Para cuando Cudberto le confesó su apego por estos nidos de amor clandestinos, Yesaida ya había experimentado en el Play la habitación Pop, Lounge, Rock y Tropical y habían cogido, las tres horas que siempre pagaban, al ritmo de cada una; le encantaba eso de coger con tema. En el Sensaciones, prefería la suite de la cama redonda, esa que tenía el espejo en el techo más grande y la luz en tonos rojos, porque las de neón, como azules, le parecían tétricas. Además, tenían siempre la promoción de dos horas, dos cervezas, dos condones por doscientos pesos.

Entre sus favoritos estaba el Private Party, porque tenía su pequeña tarima con un tubo y le encantaba hacerle a la stripper y bailar.
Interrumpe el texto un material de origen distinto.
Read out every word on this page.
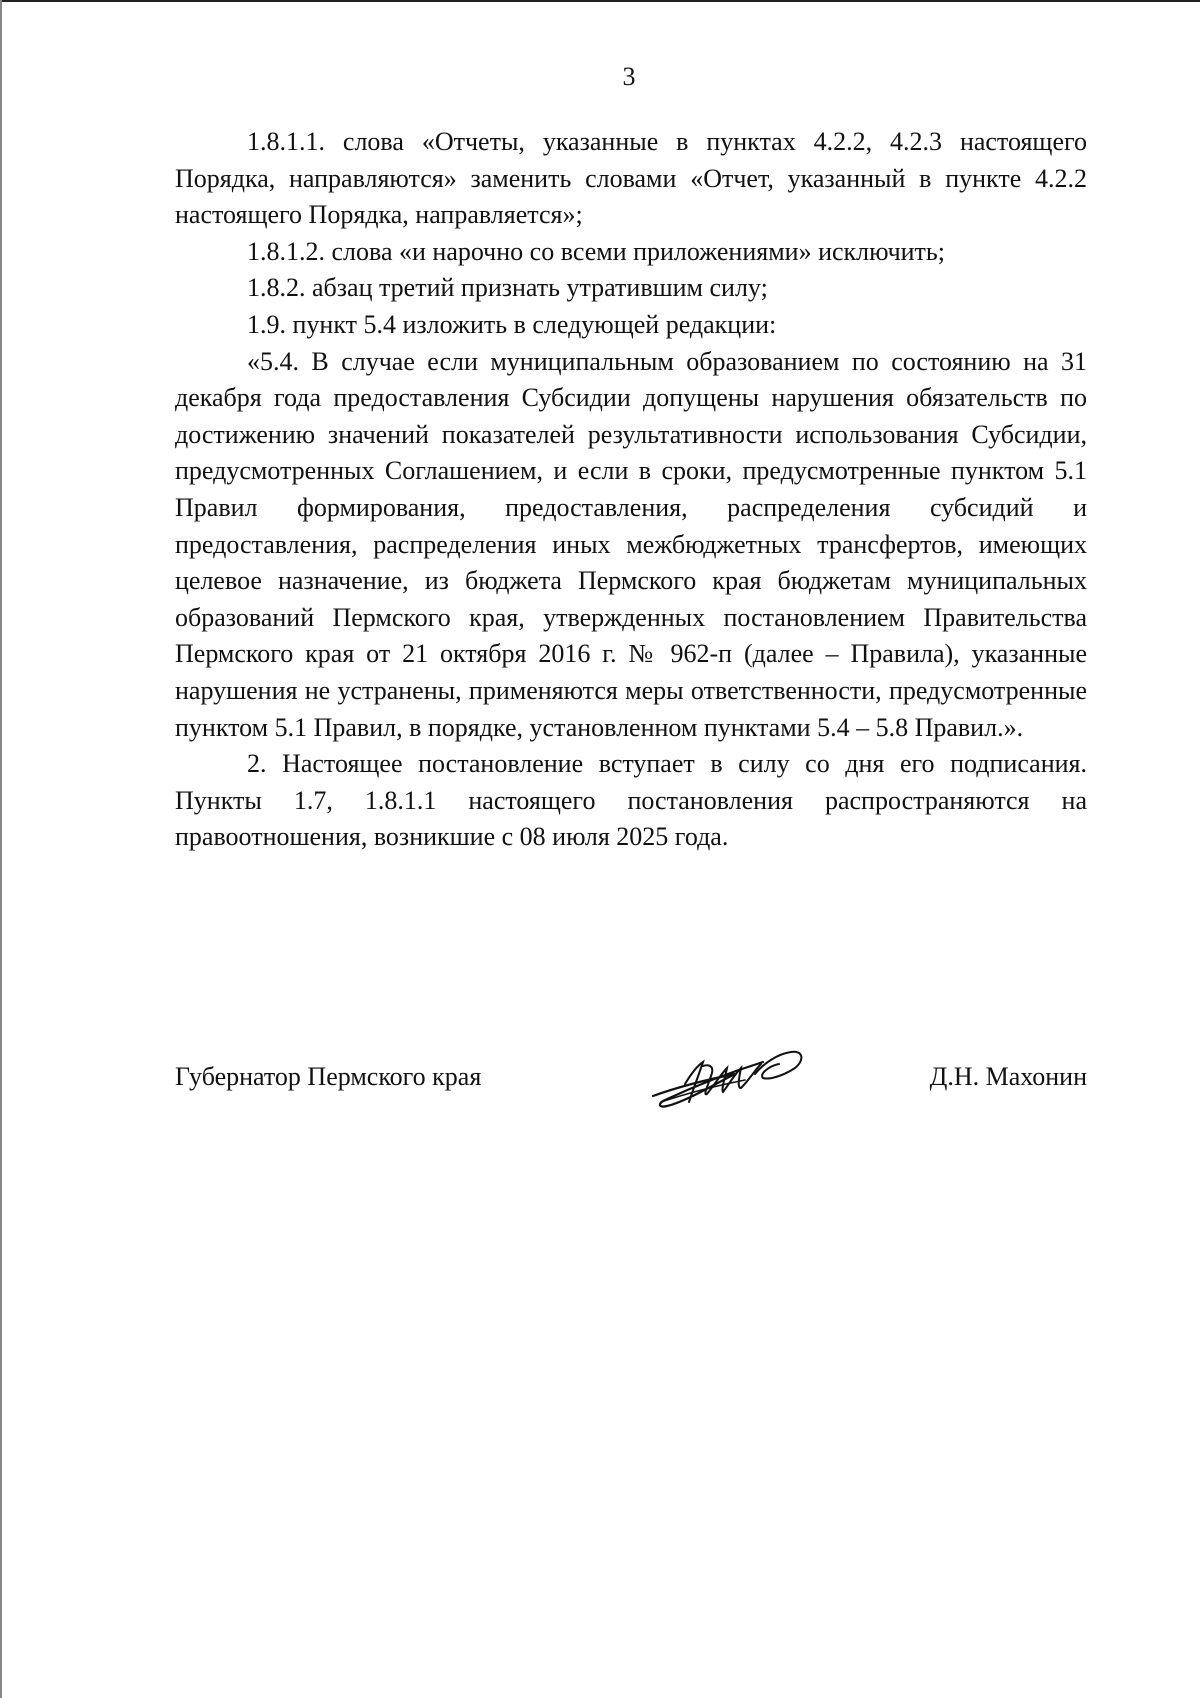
3

1.8.1.1. слова «Отчеты, указанные в пунктах 4.2.2, 4.2.3 настоящего Порядка, направляются» заменить словами «Отчет, указанный в пункте 4.2.2 настоящего Порядка, направляется»;

1.8.1.2. слова «и нарочно со всеми приложениями» исключить;

1.8.2. абзац третий признать утратившим силу;

1.9. пункт 5.4 изложить в следующей редакции:

«5.4. В случае если муниципальным образованием по состоянию на 31 декабря года предоставления Субсидии допущены нарушения обязательств по достижению значений показателей результативности использования Субсидии, предусмотренных Соглашением, и если в сроки, предусмотренные пунктом 5.1 Правил формирования, предоставления, распределения субсидий и предоставления, распределения иных межбюджетных трансфертов, имеющих целевое назначение, из бюджета Пермского края бюджетам муниципальных образований Пермского края, утвержденных постановлением Правительства Пермского края от 21 октября 2016 г. № 962-п (далее – Правила), указанные нарушения не устранены, применяются меры ответственности, предусмотренные пунктом 5.1 Правил, в порядке, установленном пунктами 5.4 – 5.8 Правил.».

2. Настоящее постановление вступает в силу со дня его подписания. Пункты 1.7, 1.8.1.1 настоящего постановления распространяются на правоотношения, возникшие с 08 июля 2025 года.

Губернатор Пермского края	Д.Н. Махонин
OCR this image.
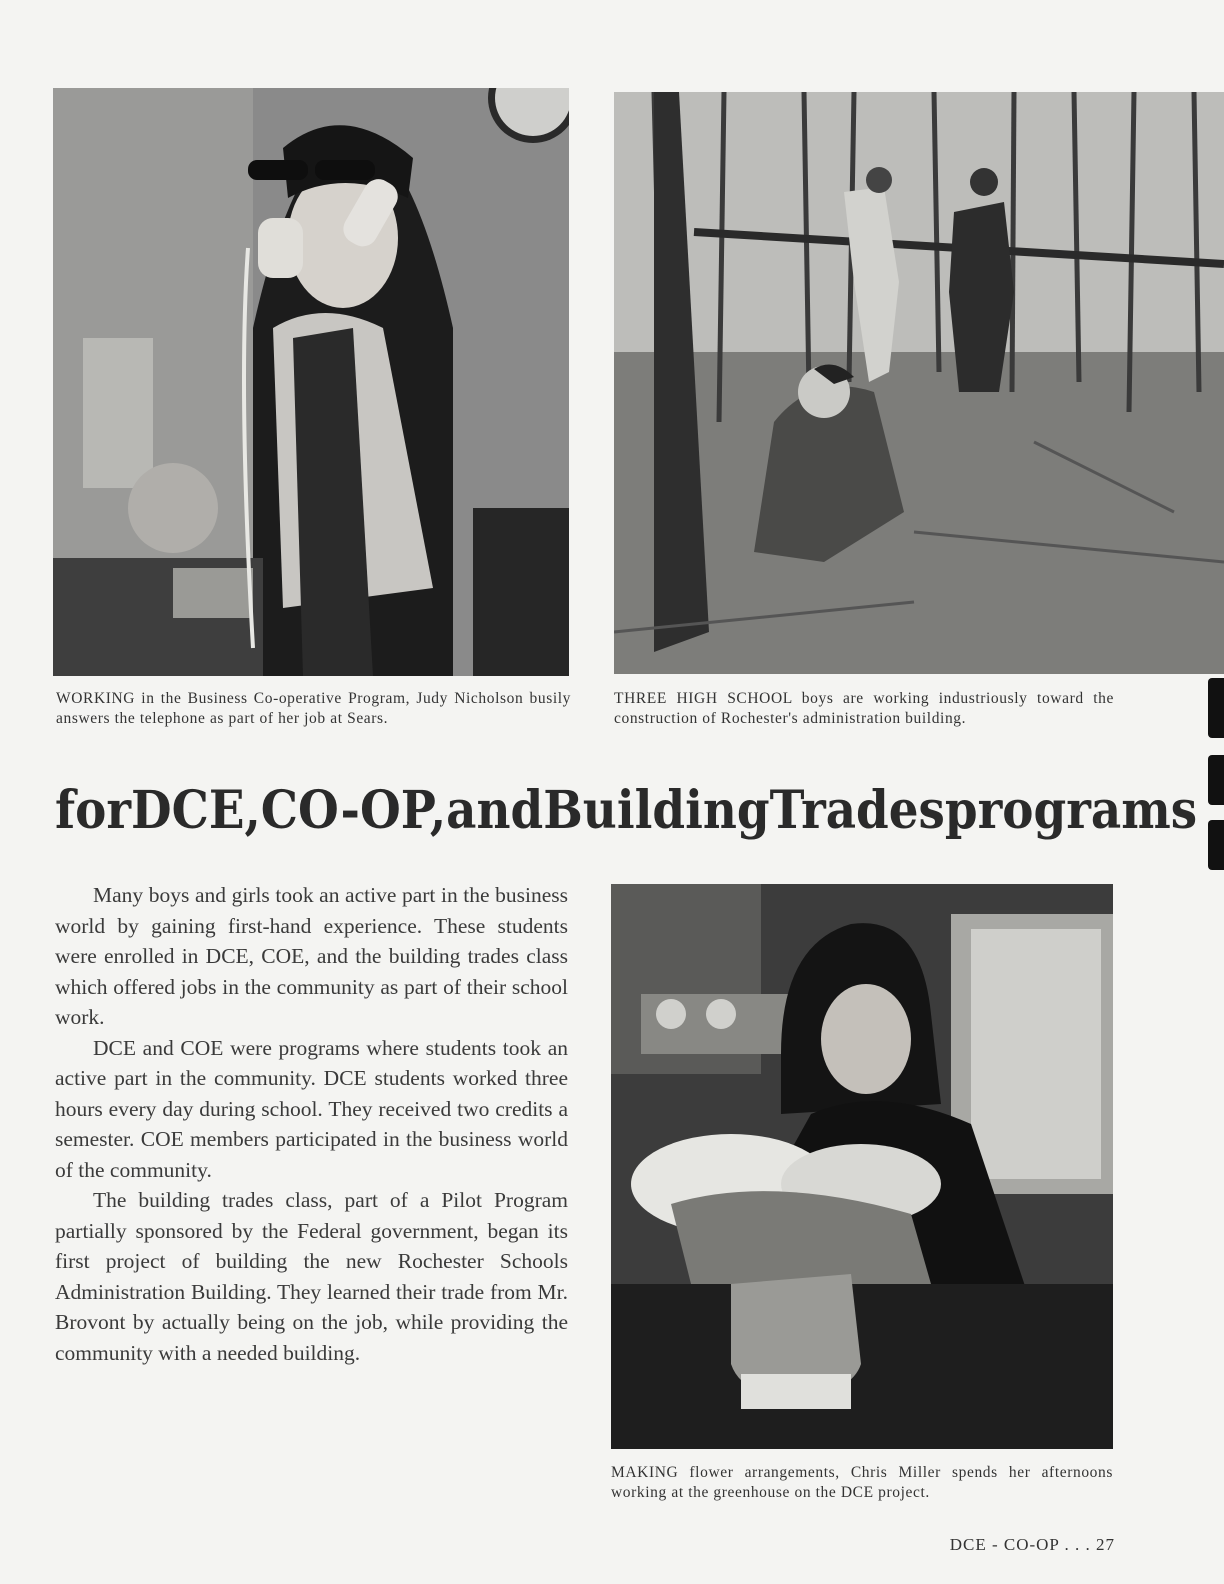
WORKING in the Business Co-operative Program, Judy Nicholson busily answers the telephone as part of her job at Sears.
THREE HIGH SCHOOL boys are working industriously toward the construction of Rochester's administration building.
for DCE, CO-OP, and Building Trades programs

Many boys and girls took an active part in the business world by gaining first-hand experience. These students were enrolled in DCE, COE, and the building trades class which offered jobs in the community as part of their school work.

DCE and COE were programs where students took an active part in the community. DCE students worked three hours every day during school. They received two credits a semester. COE members participated in the business world of the community.

The building trades class, part of a Pilot Program partially sponsored by the Federal government, began its first project of building the new Rochester Schools Administration Building. They learned their trade from Mr. Brovont by actually being on the job, while providing the community with a needed building.

MAKING flower arrangements, Chris Miller spends her afternoons working at the greenhouse on the DCE project.
DCE - CO-OP . . . 27
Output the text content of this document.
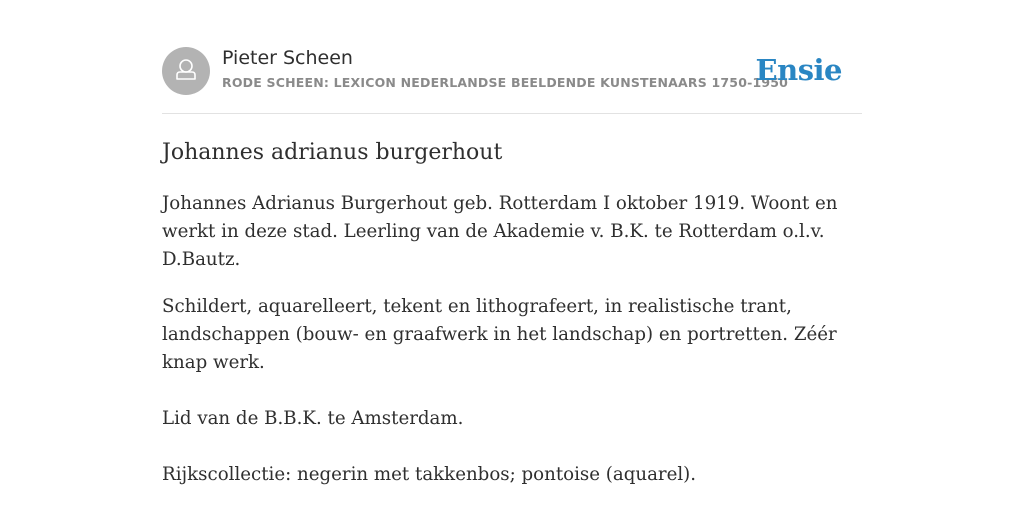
Pieter Scheen
RODE SCHEEN: LEXICON NEDERLANDSE BEELDENDE KUNSTENAARS 1750-1950
Ensie
Johannes adrianus burgerhout

Johannes Adrianus Burgerhout geb. Rotterdam I oktober 1919. Woont en werkt in deze stad. Leerling van de Akademie v. B.K. te Rotterdam o.l.v. D.Bautz.

Schildert, aquarelleert, tekent en lithografeert, in realistische trant, landschappen (bouw- en graafwerk in het landschap) en portretten. Zéér knap werk.

Lid van de B.B.K. te Amsterdam.

Rijkscollectie: negerin met takkenbos; pontoise (aquarel).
La noche de la confesión, estaban en las Cerezas que, por ser clientes VIP, les daba tres horas extras por sus trescientos pesos. Como Cudberto andaba medio bajoneado —no le quiso explicar por qué—, después de hacer el amor, se quedaron ahí tendidos platicando. Ella quiso saber desde cuándo su ardiente amante tenía esa fascinación por los moteles y Cudberto le confesó, sin recato, que desde su infancia: su madre había sido camarista en el motel de un tío suyo allá en la carretera Toluca-Morelia, cuando vivían en un pueblo cercano llamado El Pitorreal. Cudberto

apenas caminaba, pero ya andaba agarrado de la falda de su madre mientras esta lavaba baños y cambiaba sábanas. “Cada vez que entro a un motel, regreso al seno materno, a los brazos de mi madre, a su pecho, a mi infancia”, le confesó, “mi madre, entre cuarto y cuarto, se tumbaba en la cama a darme chichi y yo mamaba viendo nuestro reflejo en el espejo del techo.”

Yesaida sintió que algo dentro de ella se esfumaba; se quedó yerta, desnuda, tendida al lado de Cudberto, quien después de aquella confesión se quedó dormido, recargado en sus maternales senos, bajo el gran espejo.

Sigilosa, con la libido aniquilada, la amante descolocada tomó sus cosas y desapareció.

Cudberto siguió siendo poeta de esos que riman melancolía con todavía, de los que creen que un clavo saca a otro clavo y que no hay mal que por bien no venga; de esos enamoradizos que convierten a las chicas en exploradoras de motelitos de amor.